Despite the extraordinary gains in public health brought about by vaccinations, there has never been a shortage of people who balk at the scientifically proven method for preventing infectious disease.
Thankfully, the current measles outbreak has a new generation of naysayers in full retreat. The left-leaning families who prefer an all-natural lifestyle are being socially ostracized by their suburban soccer-mom peers. Sen. Rand Paul (R-Ky.), the physician leader of the “don't tread on me” right, was last seen rolling up his sleeve to get a booster shot at the Capitol. It's amazing how quickly presidential ambitions concentrate the mind when it comes to the core requirements of public health.
But as the Rev. Cotton Mather learned during Boston's smallpox outbreak in 1721, cutting-edge science often finds itself in conflict with popular prejudice or political ideology. Mather also received a hostile reception from the local medical establishment, which in those days relied on blood-letting to treat most ailments.

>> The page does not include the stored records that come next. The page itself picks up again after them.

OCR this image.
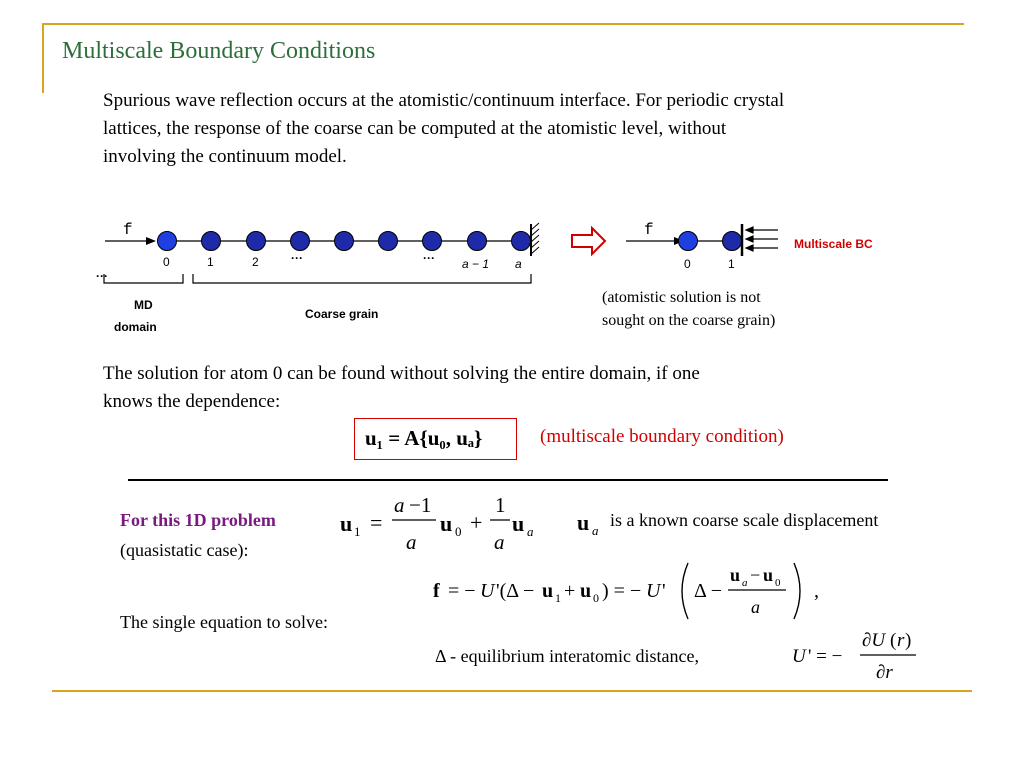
Multiscale Boundary Conditions
Spurious wave reflection occurs at the atomistic/continuum interface. For periodic crystal
lattices, the response of the coarse can be computed at the atomistic level, without
involving the continuum model.
f
0	1	2	···	··· a − 1 a
···
MD
domain
Coarse grain
f
0	1
Multiscale BC
(atomistic solution is not
sought on the coarse grain)
The solution for atom 0 can be found without solving the entire domain, if one
knows the dependence:
u₁ = A{u₀, uₐ}	(multiscale boundary condition)
For this 1D problem
(quasistatic case):
u 1 =
a −1
a
u 0 +
1
a
u a u a
is a known coarse scale displacement
f = − U '(Δ − u 1 + u 0 ) = − U ' Δ −
u a − u 0
a
,
The single equation to solve:
Δ - equilibrium interatomic distance,	U ' = −
∂U ( r )
∂r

As the dreaded disease spread through what was then a town of 10,000, Mather was told by his slave Onesimus that some African tribes injected pus from a smallpox sufferer into the skin of healthy people to ward off the disease.

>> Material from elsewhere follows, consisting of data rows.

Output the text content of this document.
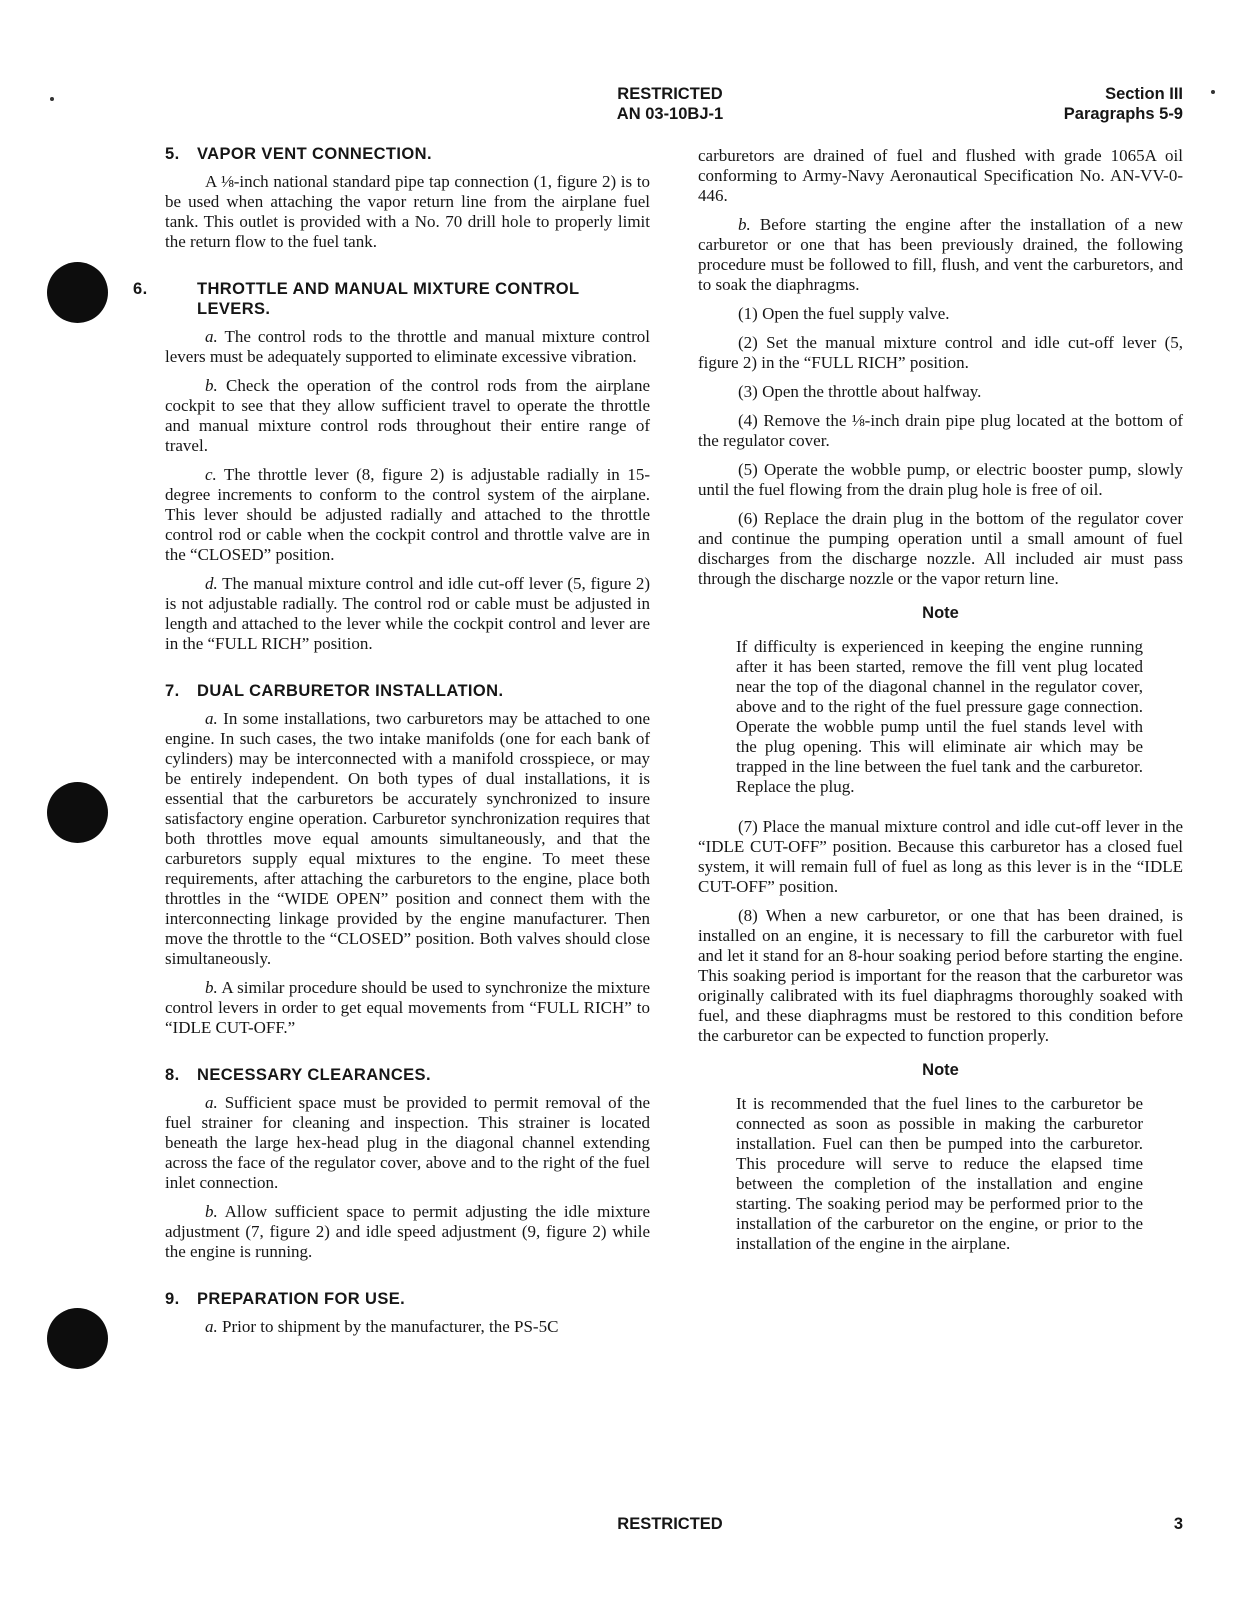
RESTRICTED
AN 03-10BJ-1
Section III
Paragraphs 5-9
5. VAPOR VENT CONNECTION.
A ⅛-inch national standard pipe tap connection (1, figure 2) is to be used when attaching the vapor return line from the airplane fuel tank. This outlet is provided with a No. 70 drill hole to properly limit the return flow to the fuel tank.
6.	THROTTLE AND MANUAL MIXTURE CONTROL LEVERS.
a. The control rods to the throttle and manual mixture control levers must be adequately supported to eliminate excessive vibration.
b. Check the operation of the control rods from the airplane cockpit to see that they allow sufficient travel to operate the throttle and manual mixture control rods throughout their entire range of travel.
c. The throttle lever (8, figure 2) is adjustable radially in 15-degree increments to conform to the control system of the airplane. This lever should be adjusted radially and attached to the throttle control rod or cable when the cockpit control and throttle valve are in the “CLOSED” position.
d. The manual mixture control and idle cut-off lever (5, figure 2) is not adjustable radially. The control rod or cable must be adjusted in length and attached to the lever while the cockpit control and lever are in the “FULL RICH” position.
7. DUAL CARBURETOR INSTALLATION.
a. In some installations, two carburetors may be attached to one engine. In such cases, the two intake manifolds (one for each bank of cylinders) may be interconnected with a manifold crosspiece, or may be entirely independent. On both types of dual installations, it is essential that the carburetors be accurately synchronized to insure satisfactory engine operation. Carburetor synchronization requires that both throttles move equal amounts simultaneously, and that the carburetors supply equal mixtures to the engine. To meet these requirements, after attaching the carburetors to the engine, place both throttles in the “WIDE OPEN” position and connect them with the interconnecting linkage provided by the engine manufacturer. Then move the throttle to the “CLOSED” position. Both valves should close simultaneously.
b. A similar procedure should be used to synchronize the mixture control levers in order to get equal movements from “FULL RICH” to “IDLE CUT-OFF.”
8. NECESSARY CLEARANCES.
a. Sufficient space must be provided to permit removal of the fuel strainer for cleaning and inspection. This strainer is located beneath the large hex-head plug in the diagonal channel extending across the face of the regulator cover, above and to the right of the fuel inlet connection.
b. Allow sufficient space to permit adjusting the idle mixture adjustment (7, figure 2) and idle speed adjustment (9, figure 2) while the engine is running.
9. PREPARATION FOR USE.
a. Prior to shipment by the manufacturer, the PS-5C
carburetors are drained of fuel and flushed with grade 1065A oil conforming to Army-Navy Aeronautical Specification No. AN-VV-0-446.
b. Before starting the engine after the installation of a new carburetor or one that has been previously drained, the following procedure must be followed to fill, flush, and vent the carburetors, and to soak the diaphragms.
(1) Open the fuel supply valve.
(2) Set the manual mixture control and idle cut-off lever (5, figure 2) in the “FULL RICH” position.
(3) Open the throttle about halfway.
(4) Remove the ⅛-inch drain pipe plug located at the bottom of the regulator cover.
(5) Operate the wobble pump, or electric booster pump, slowly until the fuel flowing from the drain plug hole is free of oil.
(6) Replace the drain plug in the bottom of the regulator cover and continue the pumping operation until a small amount of fuel discharges from the discharge nozzle. All included air must pass through the discharge nozzle or the vapor return line.
Note
If difficulty is experienced in keeping the engine running after it has been started, remove the fill vent plug located near the top of the diagonal channel in the regulator cover, above and to the right of the fuel pressure gage connection. Operate the wobble pump until the fuel stands level with the plug opening. This will eliminate air which may be trapped in the line between the fuel tank and the carburetor. Replace the plug.
(7) Place the manual mixture control and idle cut-off lever in the “IDLE CUT-OFF” position. Because this carburetor has a closed fuel system, it will remain full of fuel as long as this lever is in the “IDLE CUT-OFF” position.
(8) When a new carburetor, or one that has been drained, is installed on an engine, it is necessary to fill the carburetor with fuel and let it stand for an 8-hour soaking period before starting the engine. This soaking period is important for the reason that the carburetor was originally calibrated with its fuel diaphragms thoroughly soaked with fuel, and these diaphragms must be restored to this condition before the carburetor can be expected to function properly.
Note
It is recommended that the fuel lines to the carburetor be connected as soon as possible in making the carburetor installation. Fuel can then be pumped into the carburetor. This procedure will serve to reduce the elapsed time between the completion of the installation and engine starting. The soaking period may be performed prior to the installation of the carburetor on the engine, or prior to the installation of the engine in the airplane.
RESTRICTED	3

The Puritan preacher asked the 14-member local physician group, which was headed by Dr. William Douglass, to try it on the terror-struck population.
All but one—Dr. Zabdiel Boylston—rejected his entreaties. The controversy swirled for months in the weekly press (all posts anonymously written, of course), with the Douglass-led anti-vaccine faction cheered on by the New-England Courant, whose publisher was James Franklin, Benjamin Franklin's older half-brother.

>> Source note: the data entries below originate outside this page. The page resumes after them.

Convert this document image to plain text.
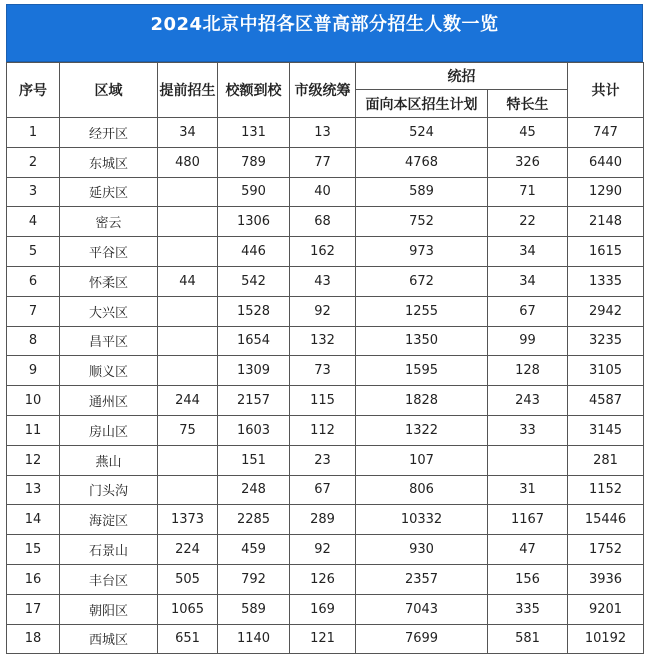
2024北京中招各区普高部分招生人数一览
序号	区域	提前招生	校额到校	市级统筹	统招		共计
					面向本区招生计划	特长生	
1	经开区	34	131	13	524	45	747
2	东城区	480	789	77	4768	326	6440
3	延庆区		590	40	589	71	1290
4	密云		1306	68	752	22	2148
5	平谷区		446	162	973	34	1615
6	怀柔区	44	542	43	672	34	1335
7	大兴区		1528	92	1255	67	2942
8	昌平区		1654	132	1350	99	3235
9	顺义区		1309	73	1595	128	3105
10	通州区	244	2157	115	1828	243	4587
11	房山区	75	1603	112	1322	33	3145
12	燕山		151	23	107		281
13	门头沟		248	67	806	31	1152
14	海淀区	1373	2285	289	10332	1167	15446
15	石景山	224	459	92	930	47	1752
16	丰台区	505	792	126	2357	156	3936
17	朝阳区	1065	589	169	7043	335	9201
18	西城区	651	1140	121	7699	581	10192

The anti-vaccine crowd carried the day. Few people even learned about the approach (newspapers in those days reached only the upper crust of society). By the time the epidemic burned itself out, 5,889 of the city's estimated population of 10,000 had contracted smallpox; 844, or about 1 in 12, died.
There are good and bad reasons for the medical establishment to warm slowly to new approaches. In Mather's day, the idea of controlled clinical trials was unknown. Dr. Boylston, the one dissenter from conventional wisdom, inoculated his 6-year-old son and two of his slaves. All survived.
When Dr. Laurence Farmer of Lenox Hill Hospital in New York wrote his account of the 18th century controversy in 1958 (three years after the polio vaccine all but ended that childhood scourge), he noted “many regard (Boylston) as a farsighted innovator. To Douglass, with whom I am in full accord, Boylston's behavior appeared foolhardy, unscientific and rash.”
That's the same attitude that divided the Food and Drug Administration from its European peers when it came to testing experimental Ebola drugs during that recent outbreak, which is finally being brought under control. The World Health Organization sanctioned a trial of favipiravir that did not include a control arm.
The Japanese-approved influenza drug didn't have much effect on people in the later stages of the disease. But the first 69 people with low to moderate levels of Ebola virus had a 15% mortality rate, about half the expected 30% death rate. Local health officials called the results “encouraging.”
The FDA is under pressure on several fronts to loosen its clinical trial requirements for evaluating new drugs and medical devices. Last week, responding to more states moving to pass “right to try” laws, it sharply reduced the paperwork required for dying patients to gain “compassionate use” access to experimental drugs. The Republican-led Congress is gearing up for a revamp of FDA rules through a proposed 21st Century Cures Act.
It's important to make distinctions before changing the rules for collecting scientific evidence. As Cotton Mather and the WHO have shown, there is room to rethink how experimental therapies can be tried in emergency situations.
But not every new drug and device is innovative. Most are not aimed at the dying. The pleas of the desperate are no excuse for jettisoning the scientific method on most proposed new products.